Insights
How to Succeed in Big Data Analysis? Follow These 5 Steps
October 27, 2017
Currently, there’s a significant demand for analytical insights that not only improve understanding of customer behavior but also predict it. This trend highlights the need for data-driven decision-making that benefits businesses, leveraging new technologies such as Big Data and the Internet of Things (IoT), along with advanced analytical methods like machine learning, deep learning, and natural language processing.
Descriptive and predictive data analysis are fundamental to data analytics. Descriptive analysis aims to accurately represent reality as captured by collected data, while predictive analysis uses past records to forecast future trends. Statistical methods and artificial intelligence algorithms can process structured data, as well as text and images. However, the quality of analytical outputs largely depends on the quality, speed, scope, and volume of the processed data.
Through analysis, you can identify key moments leading to significant customer decisions, such as repeated failed calls in areas with good coverage but low base station capacity, which could lead to customer dissatisfaction and a potential switch of service providers. If operators can detect such issues from the data, they can act as valuable partners by addressing these technical problems promptly. Similarly, in banking, if a client frequently checks the exchange rates on a bank’s website, it might be wise to offer them related services.

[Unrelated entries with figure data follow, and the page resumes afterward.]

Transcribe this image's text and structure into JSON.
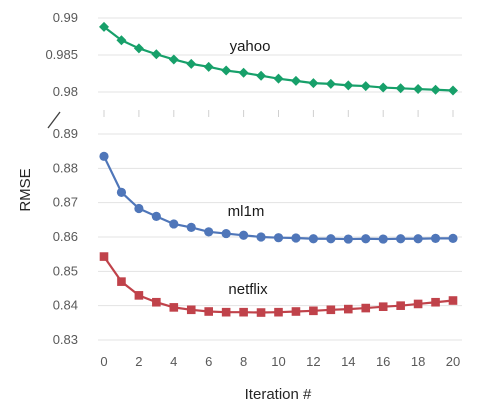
{
  "chart_data": {
    "type": "line",
    "xlabel": "Iteration #",
    "ylabel": "RMSE",
    "x": [
      0,
      1,
      2,
      3,
      4,
      5,
      6,
      7,
      8,
      9,
      10,
      11,
      12,
      13,
      14,
      15,
      16,
      17,
      18,
      19,
      20
    ],
    "x_ticks": [
      "0",
      "2",
      "4",
      "6",
      "8",
      "10",
      "12",
      "14",
      "16",
      "18",
      "20"
    ],
    "top_panel": {
      "ylim": [
        0.978,
        0.99
      ],
      "y_ticks": [
        "0.98",
        "0.985",
        "0.99"
      ],
      "series": [
        {
          "label": "yahoo",
          "color": "#17a06a",
          "marker": "diamond",
          "values": [
            0.9888,
            0.987,
            0.9859,
            0.9851,
            0.9844,
            0.9838,
            0.9834,
            0.9829,
            0.9826,
            0.9822,
            0.9818,
            0.9815,
            0.9812,
            0.9811,
            0.9809,
            0.9808,
            0.9806,
            0.9805,
            0.9804,
            0.9803,
            0.9802
          ]
        }
      ]
    },
    "bottom_panel": {
      "ylim": [
        0.83,
        0.89
      ],
      "y_ticks": [
        "0.83",
        "0.84",
        "0.85",
        "0.86",
        "0.87",
        "0.88",
        "0.89"
      ],
      "series": [
        {
          "label": "ml1m",
          "color": "#4f76b9",
          "marker": "circle",
          "values": [
            0.8835,
            0.873,
            0.8683,
            0.866,
            0.8638,
            0.8628,
            0.8615,
            0.861,
            0.8605,
            0.86,
            0.8598,
            0.8597,
            0.8595,
            0.8595,
            0.8594,
            0.8595,
            0.8594,
            0.8595,
            0.8595,
            0.8596,
            0.8596
          ]
        },
        {
          "label": "netflix",
          "color": "#c0424a",
          "marker": "square",
          "values": [
            0.8543,
            0.847,
            0.843,
            0.841,
            0.8395,
            0.8388,
            0.8383,
            0.8381,
            0.8381,
            0.838,
            0.8381,
            0.8383,
            0.8385,
            0.8388,
            0.839,
            0.8393,
            0.8397,
            0.84,
            0.8405,
            0.841,
            0.8415
          ]
        }
      ]
    },
    "axis_break": true,
    "grid": "horizontal"
  }
}
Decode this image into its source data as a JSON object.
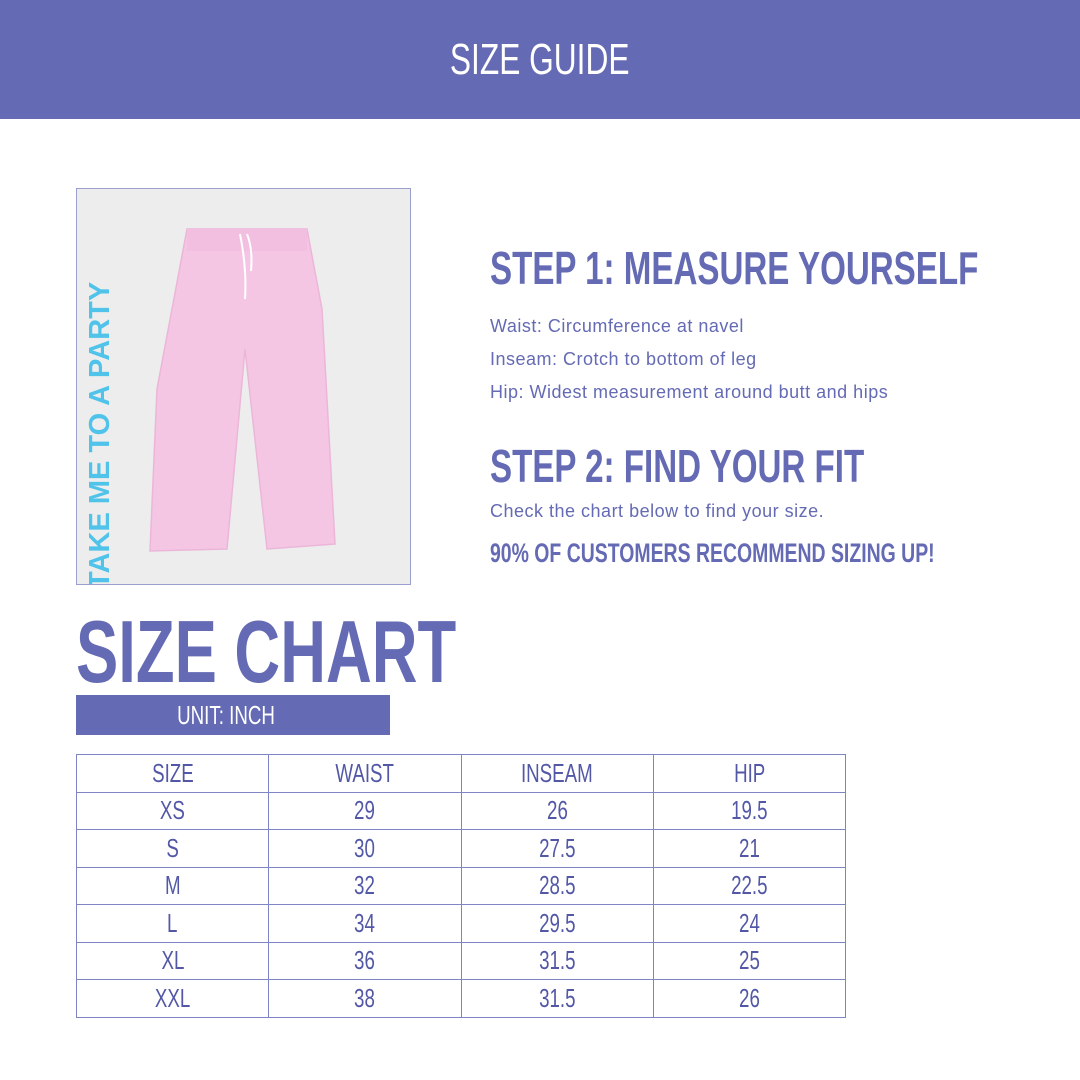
{
  "header": {
    "title": "SIZE GUIDE"
  },
  "product_image": {
    "print_text": "TAKE ME TO A PARTY",
    "colors": {
      "pants": "#f4c6e4",
      "print": "#4fc3ea"
    }
  },
  "step1": {
    "title": "STEP 1: MEASURE YOURSELF",
    "lines": [
      "Waist: Circumference at navel",
      "Inseam: Crotch to bottom of leg",
      "Hip: Widest measurement around butt and hips"
    ]
  },
  "step2": {
    "title": "STEP 2: FIND YOUR FIT",
    "line": "Check the chart below to find your size.",
    "note": "90% OF CUSTOMERS RECOMMEND SIZING UP!"
  },
  "size_chart": {
    "title": "SIZE CHART",
    "unit": "UNIT: INCH",
    "headers": [
      "SIZE",
      "WAIST",
      "INSEAM",
      "HIP"
    ],
    "rows": [
      [
        "XS",
        "29",
        "26",
        "19.5"
      ],
      [
        "S",
        "30",
        "27.5",
        "21"
      ],
      [
        "M",
        "32",
        "28.5",
        "22.5"
      ],
      [
        "L",
        "34",
        "29.5",
        "24"
      ],
      [
        "XL",
        "36",
        "31.5",
        "25"
      ],
      [
        "XXL",
        "38",
        "31.5",
        "26"
      ]
    ]
  },
  "colors": {
    "brand": "#646ab3"
  }
}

5 Steps for Successful Big Data Analysis
Processing transactional, operational, or log data can greatly benefit large corporations if they know how to do it right:
- A robust technical infrastructure is crucial, ensuring that systems can collect, transmit, transform, and store data efficiently. Technological advancements lead to near real-time solutions. With structured data, we can begin to perform various analyses and manipulations.
- Long-term data storage or at least the ability to extract key information over time is necessary. Without historical data, building a quality predictive model is impossible. The advent of big data storage solutions, like cloud or Hadoop, has eliminated the constraints of having detailed records for only weeks, months, or at most a year or two. Large companies are increasingly managing their big data in-house.
- Having ample records for analysis doesn’t automatically translate to a competitive advantage. To capitalize on this data, it’s essential to integrate analytical insights with current systems like sales, customer service (CRM, call centers), marketing, and product and service development.
- Data scientists can now start building models to predict when and to whom to offer services. This journey to model creation is complex, but with effort, classification and predictive models can pave the way to a personalized approach.
- Perfecting the model is not the final step; without a series of procedural and systematic improvements, one cannot expect advanced Big Data analysis to be beneficial.
The success of analysis processing largely depends on ensuring that the analysis is not just for show or filed away but has a clear purpose. This includes using the outputs to detect early opportunities and improve business outcomes. A skilled analyst can thus contribute to providing relevant services and more efficient customer care.